Saint Barnabas is both a new Catholic parish and a very old community with a history stretching back to 1869 when it was founded as a parish of the Protestant Episcopal Church of the United States of America. It came to be as an offshoot of Trinity Episcopal Cathedral under the leadership of its former dean, the Very Rev. George C. Betts. The parish was officially chartered on May 3, 1869. The first church building was a small wooden structure at a location near present-day 9th and Douglas Streets. After this building was destroyed by a tornado, a second edifice was erected at 19th and California Streets. This building served the parish for the next 44 years. In 1915, under the leadership of the Rev. Lloyd B. Holsapple, the current property was purchased for the sum of $7,000. The architect for the new building was Charles M. Nye, who patterned the church after English Herefordshire architecture.
Saint Barnabas was founded as an "Oxford Movement" parish. The Oxford Movement was a 19th century effort to rediscover the ancient Catholic roots in the life of the Anglican Church and which called the Church back to fidelity to the call of Christ to feed the hungry, clothe the naked, visit the imprisoned, care for the widows and orphans. Adherents of the Oxford Movement came to be known as Anglo-Catholics.
Saint Barnabas continued in the Anglo-Catholic tradition centering its mission around the worship of Almighty God and the service of His people, especially the poor. High Mass, celebrated with traditional music and ceremonial, was offered each Sunday, and Low Mass throughout the week. Evensong and Benediction of the Blessed Sacrament were held monthly. Liturgies at Saint Barnabas used the traditional language of the historic Book of Common Prayer with supplemental material from the American Missal and the Anglican Service Book.
In July 2013, the clergy and people of Saint Barnabas were received into the Roman Catholic Church as a congregation of the Personal Ordinariate of the Chair of Saint Peter. Father Robert Scheiblhofer, the 15th Rector of the parish, was ordained a Catholic priest shortly thereafter, and he continued to serve Saint Barnabas as parochial administrator. On January 1, 2017, he was succeeded by Father Jason Catania. On November 5, 2017, Saint Barnabas was the first Ordinariate church building to be formally consecrated by Bishop Steven J. Lopes. The bishop returned to Omaha on June 10, 2018 to canonically erect St. Barnabas as a Catholic parish, and to install Father Catania as its first pastor. On July 1, 2021, Father Stephen Hilgendorf was assigned by Bishop Lopes as the Parochial Administator.
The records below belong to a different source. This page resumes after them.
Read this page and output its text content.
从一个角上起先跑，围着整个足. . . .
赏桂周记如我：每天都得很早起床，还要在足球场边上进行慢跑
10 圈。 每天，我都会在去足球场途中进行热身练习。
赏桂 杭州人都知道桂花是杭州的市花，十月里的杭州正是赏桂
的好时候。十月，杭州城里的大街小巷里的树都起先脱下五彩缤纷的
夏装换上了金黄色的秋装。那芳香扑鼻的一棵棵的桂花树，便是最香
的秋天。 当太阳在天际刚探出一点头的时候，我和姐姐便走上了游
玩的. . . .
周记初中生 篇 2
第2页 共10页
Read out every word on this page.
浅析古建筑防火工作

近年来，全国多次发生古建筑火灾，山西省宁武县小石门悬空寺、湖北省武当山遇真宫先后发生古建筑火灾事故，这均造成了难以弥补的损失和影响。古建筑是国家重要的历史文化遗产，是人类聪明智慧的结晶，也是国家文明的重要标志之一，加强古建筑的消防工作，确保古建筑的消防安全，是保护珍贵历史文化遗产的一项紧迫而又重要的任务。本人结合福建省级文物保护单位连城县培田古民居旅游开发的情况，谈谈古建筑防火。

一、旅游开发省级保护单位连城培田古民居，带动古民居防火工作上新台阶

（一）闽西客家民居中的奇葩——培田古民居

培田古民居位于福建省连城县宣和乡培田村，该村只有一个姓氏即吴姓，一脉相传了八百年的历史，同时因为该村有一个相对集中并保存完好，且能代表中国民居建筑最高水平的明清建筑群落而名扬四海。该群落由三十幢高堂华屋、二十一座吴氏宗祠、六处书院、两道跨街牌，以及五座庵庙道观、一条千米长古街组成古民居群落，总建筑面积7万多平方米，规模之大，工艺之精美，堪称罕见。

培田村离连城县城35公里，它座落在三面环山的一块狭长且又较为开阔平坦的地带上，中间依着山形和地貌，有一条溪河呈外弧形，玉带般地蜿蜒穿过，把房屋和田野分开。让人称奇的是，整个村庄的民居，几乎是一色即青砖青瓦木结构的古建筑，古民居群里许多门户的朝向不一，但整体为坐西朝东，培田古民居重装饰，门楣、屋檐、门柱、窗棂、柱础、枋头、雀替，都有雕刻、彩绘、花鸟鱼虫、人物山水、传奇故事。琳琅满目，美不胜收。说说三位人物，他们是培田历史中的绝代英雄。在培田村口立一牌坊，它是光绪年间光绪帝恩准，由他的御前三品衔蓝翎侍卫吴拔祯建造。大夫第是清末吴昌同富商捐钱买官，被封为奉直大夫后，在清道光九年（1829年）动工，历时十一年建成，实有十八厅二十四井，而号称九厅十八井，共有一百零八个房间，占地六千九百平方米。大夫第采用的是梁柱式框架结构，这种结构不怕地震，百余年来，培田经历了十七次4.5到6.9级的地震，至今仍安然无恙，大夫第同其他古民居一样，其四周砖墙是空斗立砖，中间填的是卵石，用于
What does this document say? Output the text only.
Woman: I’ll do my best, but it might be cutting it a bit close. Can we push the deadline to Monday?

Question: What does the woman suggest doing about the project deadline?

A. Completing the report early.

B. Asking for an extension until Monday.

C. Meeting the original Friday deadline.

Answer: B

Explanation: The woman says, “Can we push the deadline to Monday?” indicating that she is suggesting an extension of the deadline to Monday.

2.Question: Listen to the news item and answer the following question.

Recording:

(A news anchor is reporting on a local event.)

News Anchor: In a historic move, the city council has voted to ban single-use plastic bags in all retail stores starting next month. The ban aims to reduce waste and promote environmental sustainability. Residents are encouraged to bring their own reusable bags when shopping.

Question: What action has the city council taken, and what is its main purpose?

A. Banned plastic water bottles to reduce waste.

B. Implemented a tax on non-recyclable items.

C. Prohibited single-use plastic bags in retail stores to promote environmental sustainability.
He is the third Catholic priest to serve the parish, and was installed as its second Pastor on September 18, 2022.
The Ordinariate of the Chair of Saint Peter is equivalent to a diocese, created by the Vatican in 2012 for people nurtured in the Anglican tradition who wish to become Catholic.
Parishes and communities in the Ordinariates are fully Roman Catholic, but retain elements of Anglican traditions in their liturgy, hospitality and ministries.
Called to be gracious instruments of Christian unity, members of the Ordinariate of the Chair of Saint Peter are led by a bishop who is appointed by the Pope. Bishop Steven J. Lopes is the first bishop of the Ordinariate of the Chair of Saint Peter.